MARSHALL COLLEGE BECOMES A STATE SCHOOL: Following the act that brought Marshall College under state control in February 1867, the West Virginia Board of Regents met at Guyandotte and took title to the college’s lot and building for $3,600 on August 1, 1867. They also purchased ten acres of land from William Holderby adjacent to the buildings for $1000, enlarging the campus to eleven and a quarter acres.
BUILDING THE 1870 ADDITION: In early 1869 the Board advertised for the construction for another building at Marshall College. William W. McCoy of Marietta, Ohio, submitted the lowest bid of $22,900 and won the contract on February 23, 1869. Apparently working from the plans of an unnamed architect, McCoy completed his work by January 1870. The final cost was $23,700 because of “deviation from the architect’s plan, at an extra expense of several hundred dollars.”
APPEARANCE OF THE 1870 ADDITION: The 1870 addition faced west, being attached on its eastern side to end of the 1856 building. The new building was a three-story brick structure, some seventy feet by forty feet in dimension, with a full basement made of stone. A large bell tower was incorporated on the north side, as a transitional structure between the new addition and the 1856 building. The contractor also built a wide veranda along the entire northern exposure of the original 1839-1856 building, which added “greatly to its utility and beauty.” Entrance to the building was through a double door on the west end. The first and second floors contained classrooms, and the third floor housed a dormitory for both men and women—men on the 1839 and 1856 sections.
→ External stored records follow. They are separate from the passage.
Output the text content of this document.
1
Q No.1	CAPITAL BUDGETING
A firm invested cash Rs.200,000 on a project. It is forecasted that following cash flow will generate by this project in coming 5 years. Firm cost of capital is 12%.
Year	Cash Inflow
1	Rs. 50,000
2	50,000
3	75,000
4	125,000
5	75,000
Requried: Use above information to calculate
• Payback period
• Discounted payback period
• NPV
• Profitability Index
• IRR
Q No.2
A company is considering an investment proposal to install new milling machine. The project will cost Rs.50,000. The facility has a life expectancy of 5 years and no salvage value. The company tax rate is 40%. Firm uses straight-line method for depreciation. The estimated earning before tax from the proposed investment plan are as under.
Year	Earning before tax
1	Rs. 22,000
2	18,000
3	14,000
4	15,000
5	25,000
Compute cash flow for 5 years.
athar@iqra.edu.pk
Based on a few old photographs and the few existing descriptions of the 1870 building, it is possible to draft likely floor plans for the basement, ground floor, second floor, and the third floor.
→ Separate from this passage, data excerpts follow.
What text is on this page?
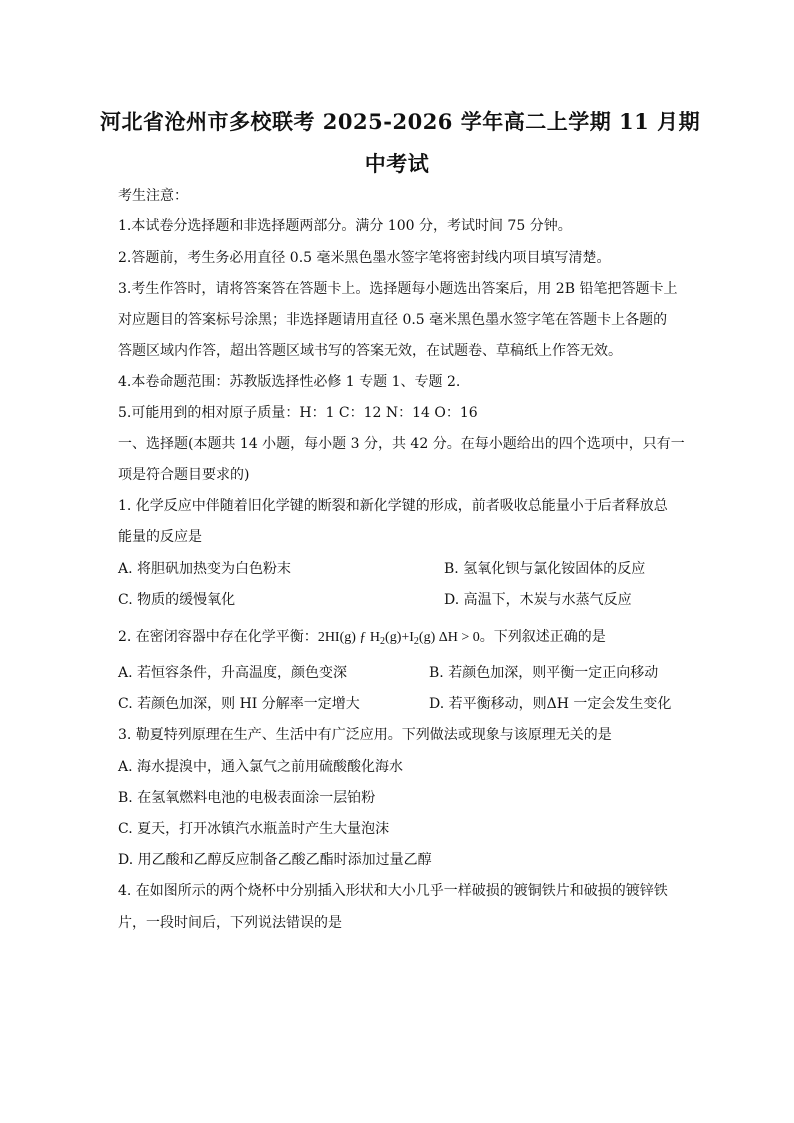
河北省沧州市多校联考 2025-2026 学年高二上学期 11 月期
中考试
考生注意：
1.本试卷分选择题和非选择题两部分。满分 100 分，考试时间 75 分钟。
2.答题前，考生务必用直径 0.5 毫米黑色墨水签字笔将密封线内项目填写清楚。
3.考生作答时，请将答案答在答题卡上。选择题每小题选出答案后，用 2B 铅笔把答题卡上
对应题目的答案标号涂黑；非选择题请用直径 0.5 毫米黑色墨水签字笔在答题卡上各题的
答题区域内作答，超出答题区域书写的答案无效，在试题卷、草稿纸上作答无效。
4.本卷命题范围：苏教版选择性必修 1 专题 1、专题 2.
5.可能用到的相对原子质量：H：1 C：12 N：14 O：16
一、选择题(本题共 14 小题，每小题 3 分，共 42 分。在每小题给出的四个选项中，只有一
项是符合题目要求的)
1. 化学反应中伴随着旧化学键的断裂和新化学键的形成，前者吸收总能量小于后者释放总
能量的反应是
A. 将胆矾加热变为白色粉末	B. 氢氧化钡与氯化铵固体的反应
C. 物质的缓慢氧化	D. 高温下，木炭与水蒸气反应
2. 在密闭容器中存在化学平衡：2HI(g) ƒ $H_2(g)+I_2(g) \Delta H > 0$。下列叙述正确的是
A. 若恒容条件，升高温度，颜色变深	B. 若颜色加深，则平衡一定正向移动
C. 若颜色加深，则 HI 分解率一定增大	D. 若平衡移动，则ΔH 一定会发生变化
3. 勒夏特列原理在生产、生活中有广泛应用。下列做法或现象与该原理无关的是
A. 海水提溴中，通入氯气之前用硫酸酸化海水
B. 在氢氧燃料电池的电极表面涂一层铂粉
C. 夏天，打开冰镇汽水瓶盖时产生大量泡沫
D. 用乙酸和乙醇反应制备乙酸乙酯时添加过量乙醇
4. 在如图所示的两个烧杯中分别插入形状和大小几乎一样破损的镀铜铁片和破损的镀锌铁
片，一段时间后，下列说法错误的是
It is also possible to draft exterior views of the north side, south side,as well as the east and west ends. These are views of buildings that no longer exist
STUDENT COMMENTS ABOUT THE 1870 ADDITION: A female student later wrote about this new building: “The new addition to the college was built in 1870, and we had a lot of fun moving into our new dormitory….to make room for the boys in the old corridor . . . . Many of the boys hither-to roomed in the neighborhood, but now we are were housed under the same roof. Previous to this we had a music room, but no parlor, now we had both. We also had a new porch [northern veranda] on which to promenade after supper . . . until [Principal] Prof. [Samuel R.] Thompson became very strict and almost stopped our Proms.” (White, Metamorphosis of Old Main, p. [7].) /p>
A male student also described the living arrangements in the building: “The whole top floor was a dormitory, then; One half for the women, one half for the men.” (Ibid., p. [8].) A heavy locked door separated the two dormitories, with the key kept by the principal’s office. One student wrote a poem about the new building, especially about a strategically placed “hole” in the door between the two dormitories. The building could now handle a student body of about 200 with dormitory rooms for about half of them. The Principal, as well as other faculty members, were also housed in Old Main.
THE EARLIEST SURVIVING SECTION OF OLD MAIN: With the construction of the 1870 addition Marshall College’s three-part building remained unchanged for nearly the next quarter century. The 1870 section remains today; it is the earliest section of Old Main to survive to the present. The southern side appears basically as it did when built in the 1870s. However, during an extensive renovation in the 1890s the entire interior was remodeled and the northern exterior wall was extended, giving it the distinctive curved shape seen today.